Spying on the Soviets, With Graph Paper and a Calculator
Figuring out the specs of Cold War Soviet airplanes was educated guesswork, if you had the right tools.
During the cold war, I worked for Flight International in London. Along with my colleague Doug Richardson—every aviation magazine needs a Leica-toting, Scottish, philhellene former-teenage-apprentice-in-a-radar-factory—I was frustrated about our coverage of Soviet technology. One of our competitors was friendly with U.S. Air Force intelligence, another was getting fed snapshots of the latest aircraft from the Military Liaison Missions (MLM)—the Western allies’ legal spies in East Germany—and another employed a chap with a Russian name but a didactic manner that nailed him as Schweizerdeutsch if not German. He seemed to have a source in someone’s intelligence community. And us? We were nowhere.
We found a source who passed us the MLM pictures and plotted over pints in the Rose & Crown. I invested in some graph paper and a Sinclair Cambridge calculator, and we got to work.
Last August, at Moscow’s MAKS airshow, a Russian colleague asked how we’d done it back then, working from a photo or two to generate a rough three-view drawing and calculate performance. I told him there were no rules, because intelligence analysts were usually the only people who ever tried.

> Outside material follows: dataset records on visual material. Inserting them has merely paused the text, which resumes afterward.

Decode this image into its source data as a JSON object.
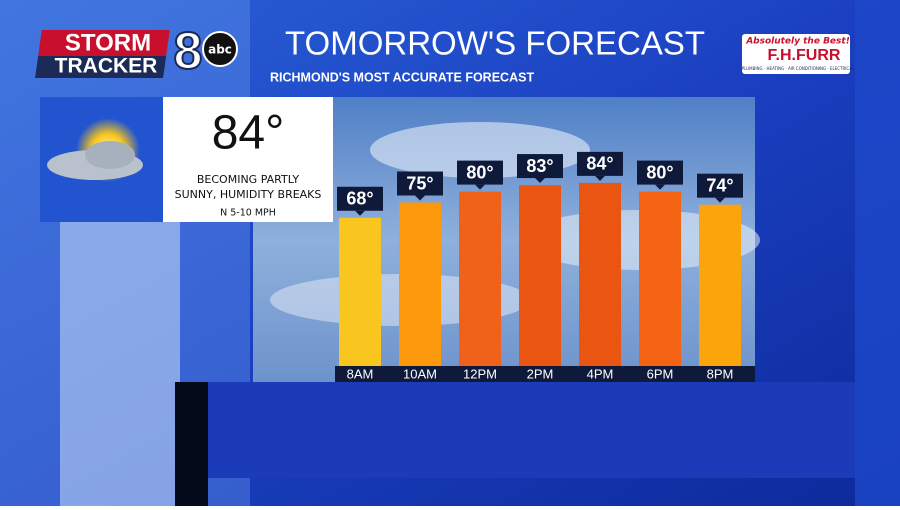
{
  "logo": {
    "storm": "STORM",
    "tracker": "TRACKER",
    "channel": "8",
    "network": "abc"
  },
  "sponsor": {
    "tagline": "Absolutely the Best!",
    "name": "F.H.FURR",
    "services": "PLUMBING · HEATING · AIR CONDITIONING · ELECTRICAL"
  },
  "summary": {
    "temperature": "84°",
    "description": [
      "BECOMING PARTLY",
      "SUNNY, HUMIDITY BREAKS"
    ],
    "wind": "N 5-10 MPH"
  },
  "chart_data": {
    "type": "bar",
    "title": "TOMORROW'S FORECAST",
    "subtitle": "RICHMOND'S MOST ACCURATE FORECAST",
    "categories": [
      "8AM",
      "10AM",
      "12PM",
      "2PM",
      "4PM",
      "6PM",
      "8PM"
    ],
    "values": [
      68,
      75,
      80,
      83,
      84,
      80,
      74
    ],
    "value_labels": [
      "68°",
      "75°",
      "80°",
      "83°",
      "84°",
      "80°",
      "74°"
    ],
    "colors": [
      "#f9c61f",
      "#fb980c",
      "#f0621a",
      "#ea5612",
      "#ea5612",
      "#f46313",
      "#fca40b"
    ]
  }
}
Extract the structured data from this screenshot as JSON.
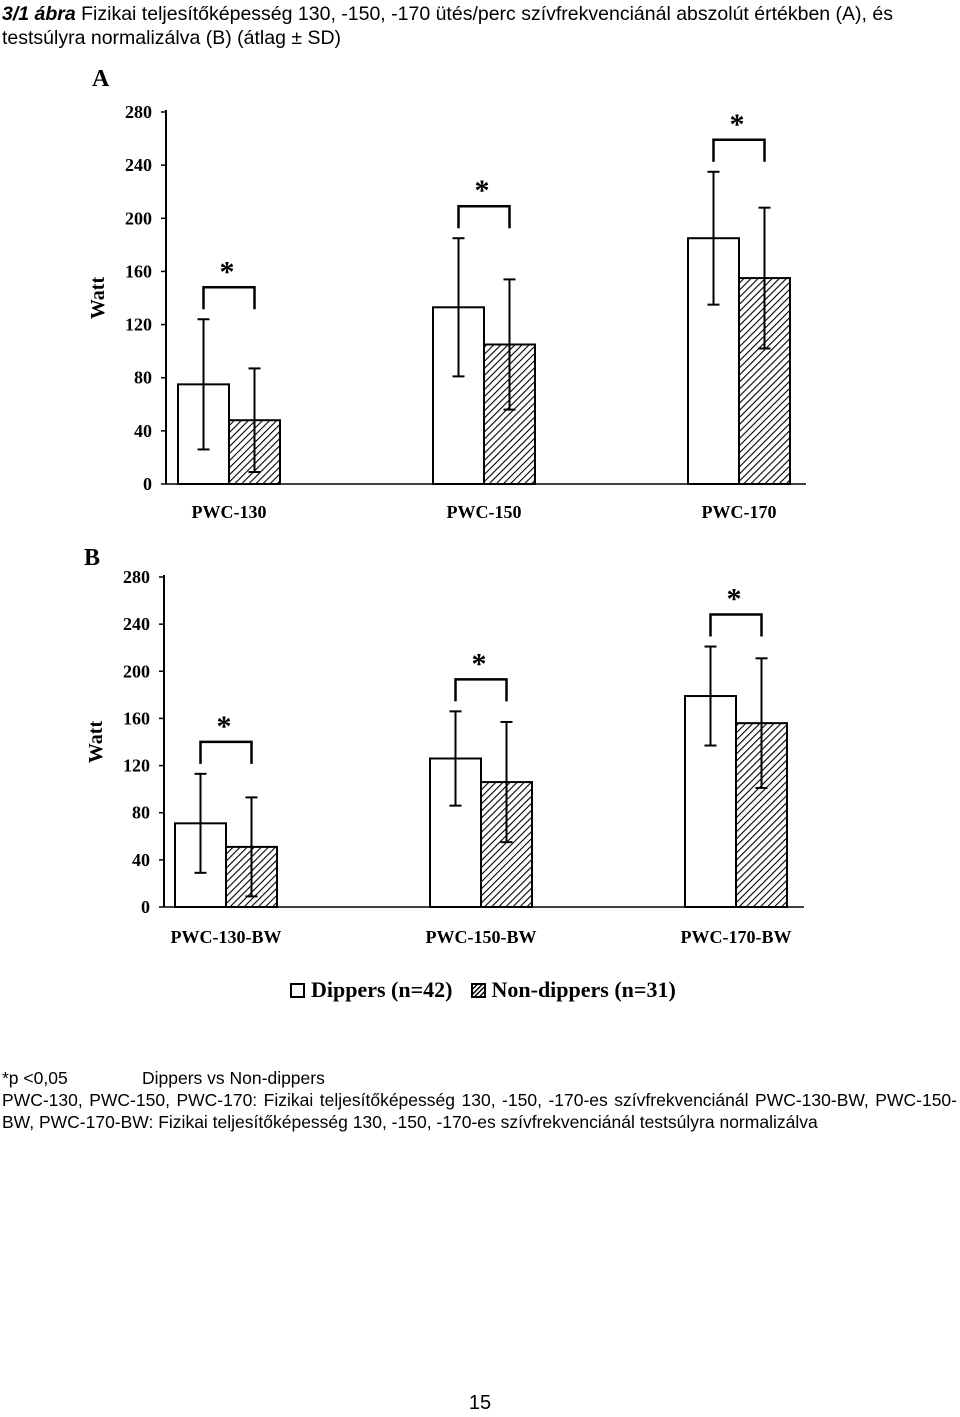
{
  "caption": {
    "figure_number": "3/1 ábra",
    "text": "Fizikai teljesítőképesség 130, -150, -170 ütés/perc szívfrekvenciánál abszolút értékben (A), és testsúlyra normalizálva (B) (átlag ± SD)"
  },
  "chart_data": [
    {
      "type": "bar",
      "panel_label": "A",
      "ylabel": "Watt",
      "ylim": [
        0,
        280
      ],
      "yticks": [
        0,
        40,
        80,
        120,
        160,
        200,
        240,
        280
      ],
      "categories": [
        "PWC-130",
        "PWC-150",
        "PWC-170"
      ],
      "series": [
        {
          "name": "Dippers (n=42)",
          "fill": "white",
          "values": [
            75,
            133,
            185
          ],
          "sd": [
            49,
            52,
            50
          ]
        },
        {
          "name": "Non-dippers (n=31)",
          "fill": "hatched",
          "values": [
            48,
            105,
            155
          ],
          "sd": [
            39,
            49,
            53
          ]
        }
      ],
      "significance": [
        "*",
        "*",
        "*"
      ],
      "grid": false
    },
    {
      "type": "bar",
      "panel_label": "B",
      "ylabel": "Watt",
      "ylim": [
        0,
        280
      ],
      "yticks": [
        0,
        40,
        80,
        120,
        160,
        200,
        240,
        280
      ],
      "categories": [
        "PWC-130-BW",
        "PWC-150-BW",
        "PWC-170-BW"
      ],
      "series": [
        {
          "name": "Dippers (n=42)",
          "fill": "white",
          "values": [
            71,
            126,
            179
          ],
          "sd": [
            42,
            40,
            42
          ]
        },
        {
          "name": "Non-dippers (n=31)",
          "fill": "hatched",
          "values": [
            51,
            106,
            156
          ],
          "sd": [
            42,
            51,
            55
          ]
        }
      ],
      "significance": [
        "*",
        "*",
        "*"
      ],
      "grid": false
    }
  ],
  "legend": {
    "dippers": "Dippers (n=42)",
    "nondippers": "Non-dippers (n=31)"
  },
  "footnote": {
    "significance": "*p <0,05",
    "comparison": "Dippers vs Non-dippers",
    "definitions": "PWC-130, PWC-150, PWC-170: Fizikai teljesítőképesség 130, -150, -170-es szívfrekvenciánál PWC-130-BW, PWC-150-BW, PWC-170-BW: Fizikai teljesítőképesség 130, -150, -170-es szívfrekvenciánál testsúlyra normalizálva"
  },
  "page_number": "15"
}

But if you knew the basic dimensions, there were some graphics tricks that could get you to the right shape. Next you drew in where things like the engine, cockpit, and landing gear went. The remaining spaces contained fuel.
There were wins, losses, and draws, plus a few lessons.
Everyone got the Mikoyan MiG-23 wrong. Despite its formidable appearance, the swing-wing fighter was an evil-minded aircraft—“It would accelerate until it blew up,” said one veteran of the U.S. Constant Peg evaluation program, an Air Force squadron that flew Soviet MiGs so American pilots could figure out how to defeat them. Another Constant Peg pilot told colleagues: “Most of the time, it’s trying to kill me.” Lesson: Don’t mirror-image. We’d assumed the MiG-23 was as capable as the latest Western fighters.
The Soviet speed champ, the Mikoyan MiG-25, fooled everyone as well. Our quasi-Russian rival (we called him Ivan Rippemovsky) claimed it had a 3,400-mile range at supersonic speed. Turns out the NATO radar tracks he’d based that on weren’t from MiG-25s but from the Tu-123 Yastreb spy drone (which started life as a cruise missile).
Then there was the Tupolev Tu-22M Backfire bomber. Everyone thought it was equivalent to the U.S. Air Force’s Rockwell B-1, and had a similar range. But based on the fuzzy photos at hand, the graph paper and the Cambridge disagreed. The Backfire had room for only about 50 tons of fuel, about two-thirds what everyone thought.
Or nearly everyone. Not long after we published our numbers, I got a call from a puzzled engineer at McDonnell Douglas, who wondered how we had hit the same numbers his team had. I told him about my calculator.
In 1992, the Russians brought the Tu-22M to the Farnborough International Air Show, along with a one-page handout. We’d hit the fuel capacity within five percent. Later, I found out why that McDonnell Douglas guy was so surprised: His team had been working for what he preferred to call the Culinary Institute of America, which was quarreling with the Air Force. The Air Force claimed the Backfire had intercontinental range; the CIA said it could make it with inflight refueling but could never get back.
U.S. Air Force intelligence boss Major General George Keegan threatened to mess with the F-15 program—a huge McDonnell Douglas contract—if MD’s analysts, the ones feeding the CIA, didn’t find more fuel tanks in the Russian bomber so that their conclusions matched his. CEO Sanford “Sandy” McDonnell stood his ground. Keegan went on to start the Great Space Laser Panic of ’79. And the Tu-22M did what it did best, which wasn’t strategic bombing but scaring the bejeesus out of carrier groups.
Lesson: Sometimes senior officers stretch the truth until it breaks. But the calculator tells no lies.